NEW YORK (Reuters Health) – Methadone is a safe, effective first- or second-line treatment of cancer pain, even in outpatients, a retrospective study suggests.
Concerns over its long half-life, its variable relative potency, and potential cardiotoxicity have led to the common opinion that methadone is difficult to manage in the outpatient setting.
To the contrary, Dr. Eduardo Bruera and associates at the University of Texas M. D. Anderson Cancer Center in Houston found in their chart review that methadone “is an ideal drug for opioid rotation because of its efficacy, higher oral bioavailability, lack of known active metabolites, incomplete cross tolerance with other mu receptor agonists, and lower cost.”
Dr. Bruera and his team studied 89 consecutive “strong opioid-naïve” cancer patients treated with methadone and 100 who were switched to it from another opioid, all between 2003 and 2007. Their findings are published online in the journal Cancer.
The median times from baseline to the first and second follow-ups were 13 and 37 days, respectively. Factors that defined success were an improvement in pain of at least 30% or at least 2 points in the Edmonton Symptom Assessment Scale pain score and/or disappearance of side effects at the first follow-up visit, and – in patients originally given a different opioid – resolution of the problem with the previous drug.
Success rates were 92% in the first-line group, 85% in patients switched from other drugs, and 88% overall. Median pain scores at baseline and the first and second follow-ups were 6, 4, and 3, respectively.
Pain scores improved in all groups, and nausea and constipation were reduced in both groups. Side effects were “tolerable,” and there was no increase in sedation, hallucinations, myoclonus or delirium.
At the first follow-up visit, median methadone doses were 10 mg/day for first-line patients and 15 mg/day for patients who switched from another drug. Corresponding values at the second follow-up visit were 10 and 18 mg/day.
The authors report that patients who switched to methadone had been taking a median morphine equivalent daily dose (MEDD) of 100 mg/day (range, 60 to 185). On both univariate and multivariate analyses, the MEDD of the previous drug was significantly associated with the MEDD:methadone ratio. Furthermore, in the multivariate models, the reason for rotation and previous opioid doses were independently associated with higher MEDD:methadone ratios.
These findings, the authors warn, suggest that with regard to opioid sensitivity, “methadone behaves in a different manner as compared with other opioids,” and patients who had escalation of their previous opioids require particularly cautious treatment.

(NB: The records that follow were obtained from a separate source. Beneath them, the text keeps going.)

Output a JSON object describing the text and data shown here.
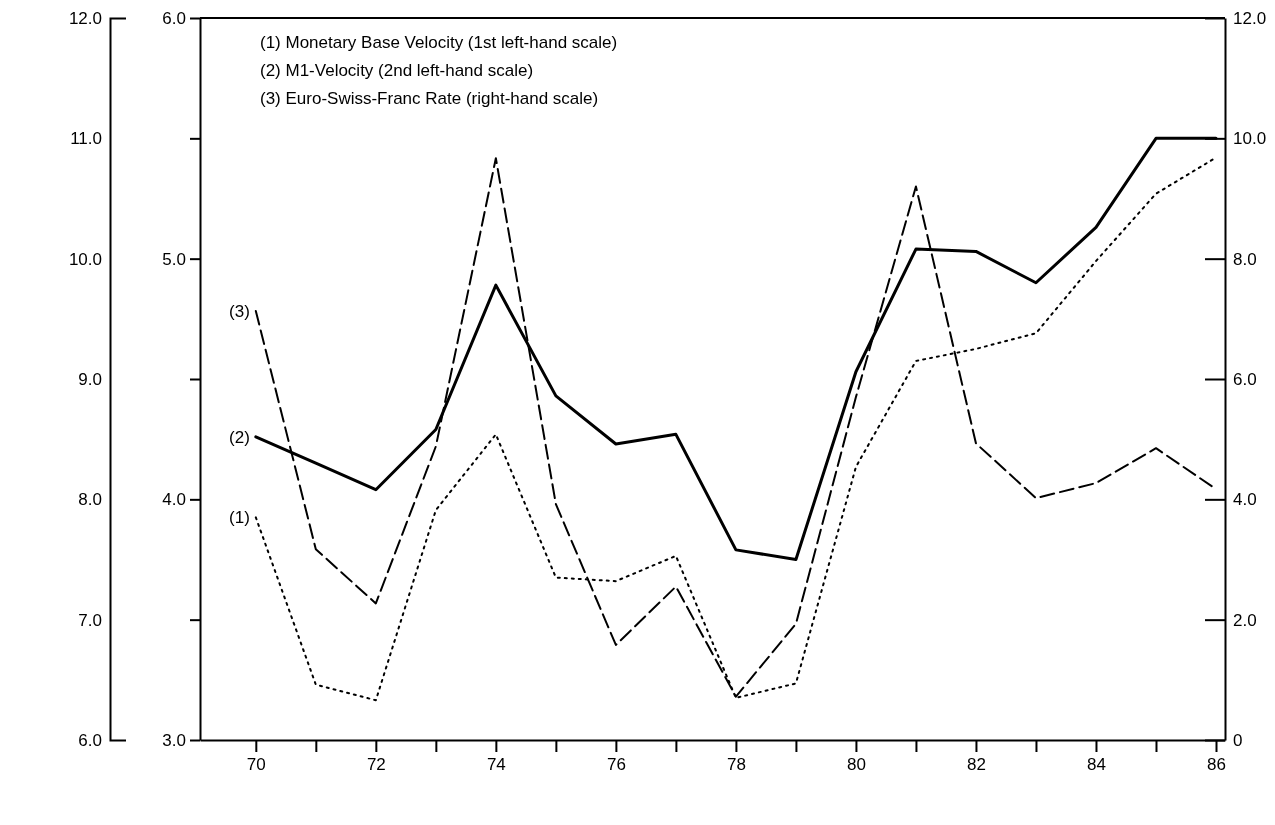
{
  "chart_data": {
    "type": "line",
    "x": [
      70,
      71,
      72,
      73,
      74,
      75,
      76,
      77,
      78,
      79,
      80,
      81,
      82,
      83,
      84,
      85,
      86
    ],
    "xlim": [
      69.07,
      86.15
    ],
    "xticks": [
      70,
      {
        "value": 71,
        "label": null
      },
      72,
      {
        "value": 73,
        "label": null
      },
      74,
      {
        "value": 75,
        "label": null
      },
      76,
      {
        "value": 77,
        "label": null
      },
      78,
      {
        "value": 79,
        "label": null
      },
      80,
      {
        "value": 81,
        "label": null
      },
      82,
      {
        "value": 83,
        "label": null
      },
      84,
      {
        "value": 85,
        "label": null
      },
      86
    ],
    "ylim": [
      6,
      12
    ],
    "yticks": [
      {
        "value": 6,
        "label": "6.0"
      },
      {
        "value": 7,
        "label": "7.0"
      },
      {
        "value": 8,
        "label": "8.0"
      },
      {
        "value": 9,
        "label": "9.0"
      },
      {
        "value": 10,
        "label": "10.0"
      },
      {
        "value": 11,
        "label": "11.0"
      },
      {
        "value": 12,
        "label": "12.0"
      }
    ],
    "y2lim": [
      3,
      6
    ],
    "y2ticks": [
      {
        "value": 3,
        "label": "3.0"
      },
      {
        "value": 3.5,
        "label": null
      },
      {
        "value": 4,
        "label": "4.0"
      },
      {
        "value": 4.5,
        "label": null
      },
      {
        "value": 5,
        "label": "5.0"
      },
      {
        "value": 5.5,
        "label": null
      },
      {
        "value": 6,
        "label": "6.0"
      }
    ],
    "y3lim": [
      0,
      12
    ],
    "y3ticks": [
      0,
      {
        "value": 2,
        "label": "2.0"
      },
      {
        "value": 4,
        "label": "4.0"
      },
      {
        "value": 6,
        "label": "6.0"
      },
      {
        "value": 8,
        "label": "8.0"
      },
      {
        "value": 10,
        "label": "10.0"
      },
      {
        "value": 12,
        "label": "12.0"
      }
    ],
    "grid": false,
    "series": [
      {
        "name": "(1)",
        "color": "#000000",
        "line_style": "dotted",
        "axis": "y",
        "values": [
          7.85,
          6.46,
          6.33,
          7.91,
          8.54,
          7.35,
          7.32,
          7.53,
          6.35,
          6.47,
          8.27,
          9.15,
          9.25,
          9.38,
          9.98,
          10.54,
          10.84
        ]
      },
      {
        "name": "(2)",
        "color": "#000000",
        "line_style": "solid",
        "axis": "y2",
        "values": [
          4.26,
          4.15,
          4.04,
          4.29,
          4.89,
          4.43,
          4.23,
          4.27,
          3.79,
          3.75,
          4.53,
          5.04,
          5.03,
          4.9,
          5.13,
          5.5,
          5.5
        ]
      },
      {
        "name": "(3)",
        "color": "#000000",
        "line_style": "dashed",
        "axis": "y3",
        "values": [
          7.13,
          3.17,
          2.27,
          4.88,
          9.67,
          3.92,
          1.58,
          2.55,
          0.72,
          1.93,
          5.7,
          9.2,
          4.93,
          4.02,
          4.27,
          4.85,
          4.17
        ]
      }
    ],
    "annotations": [
      "(1)  Monetary Base Velocity (1st left-hand scale)",
      "(2)  M1-Velocity (2nd left-hand scale)",
      "(3)  Euro-Swiss-Franc Rate (right-hand scale)"
    ]
  }
}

In addition, they advise, because methadone is metabolized via cytochrome 3A4, patients taking 3A4 inhibitors (e.g., fluconazole, ciprofloxacin, venlafaxine, fluoxetine, and macrolides) are at risk for elevated, possibly toxic methadone levels. Similar effects are possible from inhibitors of cytochrome 2B6 (e.g., haloperidol, levopromazine, paroxetine, sertraline, fluoxetine, and chlorimipramine) and inhibitors of P-glycoprotein (doxorubicin, vimblastin, and actinomycin).
And because of potential cardiac effects, clinicians must check for electrolyte imbalances or concomitant use of other cardiotoxic drugs, such as tricyclic antidepressants, diuretics, and antipsychotics.
Summing up, the authors write, “Our study adds to the growing evidence in the literature” to recommend the use of methadone in these circumstances.
Furthermore, they point out, methadone is much less expensive – and therefore more affordable for patients – compared to other pain-controlling medications.